The ASIC issued a statement advising Australian citizens to make investments in crypto assets through financial institutions that have an Australian Financial Services license or Anti-Money Laundering mechanism.
ASIC assigns significant losses in the crypto space to unfair liquidations
ASIC said it had received reports from investors across Australia that citizens have suffered significant losses after trading crypto financial products such as options, futures, leveraged tokens, and coins. However, ASIC could assign the losses to “excessive leverage, platform failures or unfair liquidations.”
The announcement also highlighted that unlicensed crypto platforms across the border have also invested in features such as geo-blocking and explicit warnings to prevent the onboarding of Australians. ASIC supported the move by stating, “Licensed businesses are subject to a regulatory framework that aims to maintain the integrity, quality, and reputation of the Australian financial system.”
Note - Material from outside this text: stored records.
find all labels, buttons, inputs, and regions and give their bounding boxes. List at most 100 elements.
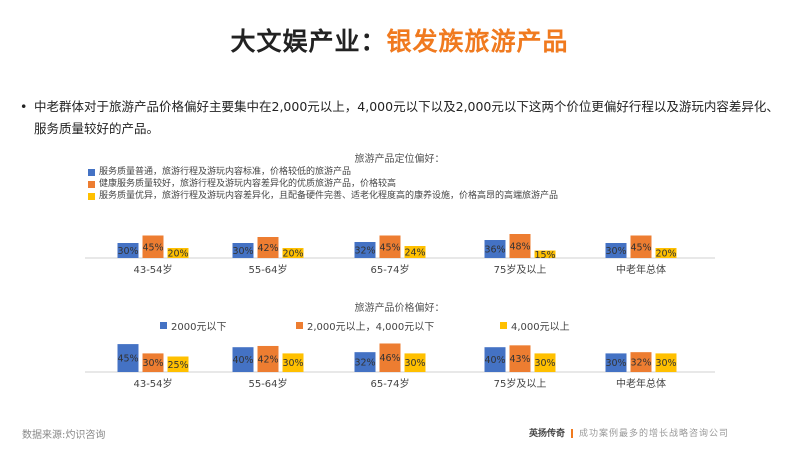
brand-name: 英扬传奇: [528, 429, 565, 439]
legend-label: 服务质量优异，旅游行程及游玩内容差异化，且配备硬件完善、适老化程度高的康养设施，…: [99, 191, 559, 201]
data-label: 36%: [484, 245, 505, 256]
brand-slogan: 成功案例最多的增长战略咨询公司: [578, 429, 729, 439]
data-label: 32%: [354, 358, 375, 369]
bullet-dot: •: [20, 99, 28, 114]
bar: [655, 353, 677, 372]
data-label: 30%: [282, 358, 303, 369]
data-label: 30%: [605, 358, 626, 369]
data-label: 45%: [379, 242, 400, 253]
bar: [404, 246, 426, 258]
chart1-plot: 30% 45% 20% 43-54岁 30% 42% 20% 55-64岁 32% 45% 24% 6…: [85, 234, 715, 276]
bar: [232, 347, 254, 372]
category-label: 65-74岁: [370, 377, 409, 390]
bar: [484, 240, 506, 258]
bar: [655, 248, 677, 258]
data-label: 15%: [534, 250, 555, 261]
category-label: 75岁及以上: [494, 263, 547, 276]
category-label: 65-74岁: [370, 263, 409, 276]
legend-item: 服务质量普通，旅游行程及游玩内容标准，价格较低的旅游产品: [88, 166, 558, 178]
bar: [117, 243, 139, 258]
bullet-text: 中老群体对于旅游产品价格偏好主要集中在2,000元以上，4,000元以下以及2,…: [34, 99, 779, 136]
legend-swatch: [88, 192, 95, 200]
legend-swatch: [296, 322, 303, 329]
bar: [630, 235, 652, 258]
legend-item: 2,000元以上，4,000元以下: [296, 318, 434, 333]
legend-item: 健康服务质量较好，旅游行程及游玩内容差异化的优质旅游产品，价格较高: [88, 178, 558, 190]
bar: [379, 235, 401, 258]
bar: [605, 353, 627, 372]
bar: [257, 237, 279, 258]
bar: [167, 248, 189, 258]
data-label: 20%: [282, 249, 303, 260]
bar: [379, 343, 401, 372]
bar: [534, 250, 556, 258]
data-label: 20%: [655, 249, 676, 260]
legend-label: 2,000元以上，4,000元以下: [307, 322, 435, 333]
bar: [282, 353, 304, 372]
legend-swatch: [160, 322, 167, 329]
bar: [167, 356, 189, 372]
data-label: 25%: [167, 360, 188, 371]
category-label: 中老年总体: [616, 263, 666, 276]
legend-label: 4,000元以上: [511, 322, 570, 333]
bar: [282, 248, 304, 258]
data-label: 48%: [509, 242, 530, 253]
bar: [484, 347, 506, 372]
bar: [605, 243, 627, 258]
data-label: 20%: [167, 249, 188, 260]
chart1-title: 旅游产品定位偏好：: [354, 154, 445, 165]
data-label: 30%: [117, 246, 138, 257]
legend-item: 2000元以下: [160, 318, 226, 333]
category-label: 43-54岁: [133, 377, 172, 390]
title-main: 大文娱产业：: [230, 27, 387, 56]
data-label: 30%: [142, 358, 163, 369]
bar: [142, 353, 164, 372]
bar: [142, 235, 164, 258]
legend-swatch: [88, 180, 95, 188]
bar: [354, 242, 376, 258]
legend-label: 2000元以下: [171, 322, 227, 333]
data-label: 32%: [354, 246, 375, 257]
data-label: 30%: [232, 246, 253, 257]
data-label: 42%: [257, 354, 278, 365]
data-source: 数据来源:灼识咨询: [22, 430, 106, 441]
category-label: 43-54岁: [133, 263, 172, 276]
chart1-legend: 服务质量普通，旅游行程及游玩内容标准，价格较低的旅游产品 健康服务质量较好，旅游…: [88, 166, 558, 202]
legend-label: 健康服务质量较好，旅游行程及游玩内容差异化的优质旅游产品，价格较高: [99, 179, 397, 189]
brand-divider: [570, 429, 573, 438]
bar: [534, 353, 556, 372]
data-label: 42%: [257, 243, 278, 254]
data-label: 45%: [142, 242, 163, 253]
category-label: 55-64岁: [248, 263, 287, 276]
data-label: 30%: [534, 358, 555, 369]
category-label: 75岁及以上: [494, 377, 547, 390]
data-label: 30%: [605, 246, 626, 257]
data-label: 40%: [484, 355, 505, 366]
bar: [509, 345, 531, 372]
category-label: 中老年总体: [616, 377, 666, 390]
data-label: 43%: [509, 354, 530, 365]
bar: [630, 352, 652, 372]
data-label: 45%: [117, 354, 138, 365]
legend-item: 服务质量优异，旅游行程及游玩内容差异化，且配备硬件完善、适老化程度高的康养设施，…: [88, 190, 558, 202]
data-label: 40%: [232, 355, 253, 366]
data-label: 30%: [655, 358, 676, 369]
bar: [404, 353, 426, 372]
data-label: 32%: [630, 358, 651, 369]
category-label: 55-64岁: [248, 377, 287, 390]
bullet-point: • 中老群体对于旅游产品价格偏好主要集中在2,000元以上，4,000元以下以及…: [20, 96, 780, 140]
bar: [509, 234, 531, 258]
legend-item: 4,000元以上: [500, 318, 570, 333]
slide-title: 大文娱产业：银发族旅游产品: [0, 22, 799, 58]
chart2-plot: 45% 30% 25% 43-54岁 40% 42% 30% 55-64岁 32% 46% 30% 6…: [85, 343, 715, 390]
legend-label: 服务质量普通，旅游行程及游玩内容标准，价格较低的旅游产品: [99, 167, 352, 177]
bar: [257, 345, 279, 372]
brand-footer: 英扬传奇 成功案例最多的增长战略咨询公司: [529, 426, 729, 439]
title-accent: 银发族旅游产品: [386, 27, 569, 56]
bar: [232, 243, 254, 258]
data-label: 46%: [379, 353, 400, 364]
bar: [354, 352, 376, 372]
data-label: 45%: [630, 242, 651, 253]
legend-swatch: [500, 322, 507, 329]
legend-swatch: [88, 168, 95, 176]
Blockchain Australia believes innovation is slowing down
Blockchain Australia, a local company that advocates for the crypto and blockchain industry, believes that the narrative of the “wild west” of the crypto economy is currently stifling Australian crypto innovation. On July 26, the Australian Association urged a Special Senate Committee to publish a regulatory framework for crypto companies and provide them with a safe haven until legislation is in place.
Regulatory pressure is being felt all over the world. In Spain, for example, the National Securities Market Commission issued a similar warning against 12 unregistered crypto companies operating in its territory. The list also included crypto exchanges Bybit and Huobi, and China also recently shut down 11 of 46 illegal trading companies.